A Simpler Path to Creating Pluripotent Stem Cells

An improvement on current methods of creating pluripotent stem cells has been in the news the past few days. It involves stressing cells with simple mechanisms, and is straightforward enough that I hear numerous laboratories and individual researchers have started in on trying it out immediately, as well as revisiting other variants of stressing cells to see what the outcome might be. The methodology is something that diybio enthusiasts could carry out as a weekend project with minimal cost and equipment, which is a great improvement over prior standard methods involving delivery of genes or similar operations.

As with all such potential infrastructure improvements, one pillar of importance is the reduction in cost and difficulty of research. When someone figures out a much cheaper way of achieving any particular goal all further work that builds on that goal moves more rapidly: existing groups can do more, and new groups that previously couldn't afford to join in now start work. Cell pluripotency is near the base of regenerative medicine and tissue engineering: ways to better achieve it accelerate the whole field.

As you can see there are also other ramifications, however, such as for persistent reports of pluripotent stem cells isolated from adult tissues - VSELs and others - and the debate over difficulties in replicating that research.
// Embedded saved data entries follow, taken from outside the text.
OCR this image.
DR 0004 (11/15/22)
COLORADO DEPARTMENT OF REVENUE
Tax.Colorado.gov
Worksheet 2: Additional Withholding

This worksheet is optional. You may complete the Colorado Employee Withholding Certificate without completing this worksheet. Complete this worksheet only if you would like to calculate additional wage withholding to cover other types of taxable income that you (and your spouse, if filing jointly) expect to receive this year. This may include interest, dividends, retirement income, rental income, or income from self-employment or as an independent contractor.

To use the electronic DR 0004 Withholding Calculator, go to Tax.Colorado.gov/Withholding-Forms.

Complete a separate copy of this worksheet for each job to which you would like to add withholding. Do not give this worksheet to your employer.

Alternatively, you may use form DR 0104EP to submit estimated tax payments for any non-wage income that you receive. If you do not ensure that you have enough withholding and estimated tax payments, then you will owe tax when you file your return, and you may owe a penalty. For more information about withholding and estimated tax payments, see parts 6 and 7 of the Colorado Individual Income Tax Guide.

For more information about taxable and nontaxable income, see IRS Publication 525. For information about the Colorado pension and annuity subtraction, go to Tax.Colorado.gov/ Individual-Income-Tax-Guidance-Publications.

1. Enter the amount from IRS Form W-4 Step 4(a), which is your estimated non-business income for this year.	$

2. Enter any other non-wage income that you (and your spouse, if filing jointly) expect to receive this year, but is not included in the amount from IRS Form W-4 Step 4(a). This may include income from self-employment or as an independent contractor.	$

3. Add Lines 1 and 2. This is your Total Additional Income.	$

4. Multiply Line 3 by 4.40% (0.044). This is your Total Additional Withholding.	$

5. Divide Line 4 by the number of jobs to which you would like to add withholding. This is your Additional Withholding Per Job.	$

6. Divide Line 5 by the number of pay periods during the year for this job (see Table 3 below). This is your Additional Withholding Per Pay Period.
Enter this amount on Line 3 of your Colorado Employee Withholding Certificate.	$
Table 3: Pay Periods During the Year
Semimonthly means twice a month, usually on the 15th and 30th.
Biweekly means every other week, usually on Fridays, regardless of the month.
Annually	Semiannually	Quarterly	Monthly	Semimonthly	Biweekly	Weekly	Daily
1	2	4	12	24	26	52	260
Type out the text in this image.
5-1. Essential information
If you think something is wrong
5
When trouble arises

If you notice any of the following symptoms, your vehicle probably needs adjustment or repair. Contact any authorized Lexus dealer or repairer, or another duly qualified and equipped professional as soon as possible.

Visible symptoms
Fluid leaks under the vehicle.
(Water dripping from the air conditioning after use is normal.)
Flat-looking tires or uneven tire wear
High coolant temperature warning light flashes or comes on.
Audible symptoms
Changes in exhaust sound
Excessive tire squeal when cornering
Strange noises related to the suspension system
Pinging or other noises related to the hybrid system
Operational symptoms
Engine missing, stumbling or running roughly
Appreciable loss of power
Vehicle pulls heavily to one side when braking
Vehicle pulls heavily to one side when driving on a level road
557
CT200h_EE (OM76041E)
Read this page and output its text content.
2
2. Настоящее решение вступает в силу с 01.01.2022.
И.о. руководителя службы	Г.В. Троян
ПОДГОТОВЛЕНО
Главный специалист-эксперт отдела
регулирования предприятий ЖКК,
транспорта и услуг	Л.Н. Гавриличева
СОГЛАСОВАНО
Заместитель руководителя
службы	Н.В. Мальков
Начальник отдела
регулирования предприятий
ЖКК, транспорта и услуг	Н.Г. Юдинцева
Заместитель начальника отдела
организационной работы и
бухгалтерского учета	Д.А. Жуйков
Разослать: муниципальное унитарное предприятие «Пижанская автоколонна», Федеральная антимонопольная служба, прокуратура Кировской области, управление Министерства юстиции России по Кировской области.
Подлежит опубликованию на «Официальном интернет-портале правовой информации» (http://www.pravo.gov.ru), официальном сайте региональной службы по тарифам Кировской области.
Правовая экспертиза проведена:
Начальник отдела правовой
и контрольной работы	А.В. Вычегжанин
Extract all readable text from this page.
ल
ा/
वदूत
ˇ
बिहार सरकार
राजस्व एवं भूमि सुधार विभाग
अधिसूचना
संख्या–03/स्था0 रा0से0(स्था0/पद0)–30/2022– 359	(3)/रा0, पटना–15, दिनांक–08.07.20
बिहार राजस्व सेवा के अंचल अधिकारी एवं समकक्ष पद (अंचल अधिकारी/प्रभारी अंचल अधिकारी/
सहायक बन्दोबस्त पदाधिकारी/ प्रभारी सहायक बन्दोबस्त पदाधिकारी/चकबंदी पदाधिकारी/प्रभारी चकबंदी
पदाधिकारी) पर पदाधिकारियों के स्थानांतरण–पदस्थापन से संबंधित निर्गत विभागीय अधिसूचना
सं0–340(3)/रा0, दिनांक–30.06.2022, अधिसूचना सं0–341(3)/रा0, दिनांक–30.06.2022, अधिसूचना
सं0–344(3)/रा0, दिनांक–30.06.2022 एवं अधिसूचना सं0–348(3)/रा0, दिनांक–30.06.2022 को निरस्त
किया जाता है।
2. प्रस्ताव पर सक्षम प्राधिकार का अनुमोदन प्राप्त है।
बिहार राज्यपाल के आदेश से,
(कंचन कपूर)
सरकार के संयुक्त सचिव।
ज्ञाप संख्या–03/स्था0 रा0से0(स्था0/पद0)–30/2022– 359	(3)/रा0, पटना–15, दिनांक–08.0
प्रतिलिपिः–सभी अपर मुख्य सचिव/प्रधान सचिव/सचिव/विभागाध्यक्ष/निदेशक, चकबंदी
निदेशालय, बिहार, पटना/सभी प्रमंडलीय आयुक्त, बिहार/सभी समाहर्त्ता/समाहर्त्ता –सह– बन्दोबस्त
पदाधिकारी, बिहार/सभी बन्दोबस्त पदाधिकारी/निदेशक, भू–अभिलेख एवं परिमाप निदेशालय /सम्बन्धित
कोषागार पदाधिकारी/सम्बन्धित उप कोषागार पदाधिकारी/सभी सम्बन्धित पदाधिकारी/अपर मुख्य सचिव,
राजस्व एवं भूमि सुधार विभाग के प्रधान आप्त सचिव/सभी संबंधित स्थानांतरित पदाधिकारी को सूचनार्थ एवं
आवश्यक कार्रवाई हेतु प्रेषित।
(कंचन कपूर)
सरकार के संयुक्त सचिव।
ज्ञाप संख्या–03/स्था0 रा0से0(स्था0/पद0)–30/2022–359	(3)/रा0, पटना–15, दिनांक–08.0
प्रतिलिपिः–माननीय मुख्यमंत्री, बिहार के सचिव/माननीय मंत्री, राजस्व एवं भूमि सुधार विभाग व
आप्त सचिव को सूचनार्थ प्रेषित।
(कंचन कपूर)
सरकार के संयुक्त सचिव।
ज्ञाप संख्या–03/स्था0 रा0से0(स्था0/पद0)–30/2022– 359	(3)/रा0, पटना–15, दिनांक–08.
In 2006, Japanese researchers reported a technique for creating cells that have the embryonic ability to turn into almost any cell type in the mammalian body - the now-famous induced pluripotent stem (iPS) cells. In papers published this week, another Japanese team says that it has come up with a surprisingly simple method - exposure to stress, including a low pH - that can make cells that are even more malleable than iPS cells, and do it faster and more efficiently.

"It's amazing. I would have never thought external stress could have this effect," says Yoshiki Sasai. It took Haruko Obokata, a young stem-cell biologist at the same centre, five years to develop the method and persuade Sasai and others that it works. "Everyone said it was an artefact - there were some really hard days."

The results could fuel a long-running debate. For years, various groups of scientists have reported finding pluripotent cells in the mammalian body. But others have had difficulty reproducing such findings. Obokata started the current project by looking at cells thought to be pluripotent cells isolated from the body. But her results suggested a different explanation: that pluripotent cells are created when the body's cells endure physical stress.

Obokata has already reprogrammed a dozen cell types, including those from the brain, skin, lung and liver, hinting that the method will work with most, if not all, cell types. On average, she says, 25% of the cells survive the stress and 30% of those convert to pluripotent cells - already a higher proportion than the roughly 1% conversion rate of iPS cells.

Link: http://www.nature.com/news/acid-bath-offers-easy-path-to-stem-cells-1.14600

Comments

Theoretically, by changing the intracellular pH we should be able to reverse the biological clock. If, as recent studies seem to show it, the biological clock is regulated via DNA methylation, this implies that by changing the intracellular pH towards an acid value the normal cell could come back to the initial pluripotent status. So, as Aubrey assumes it, it all could be related to the failure of the mitochondrial pump,.... as H+ accumulates with age the efficiency of mitochondrial metabolism decrease.

Just an idea, perhaps a future project.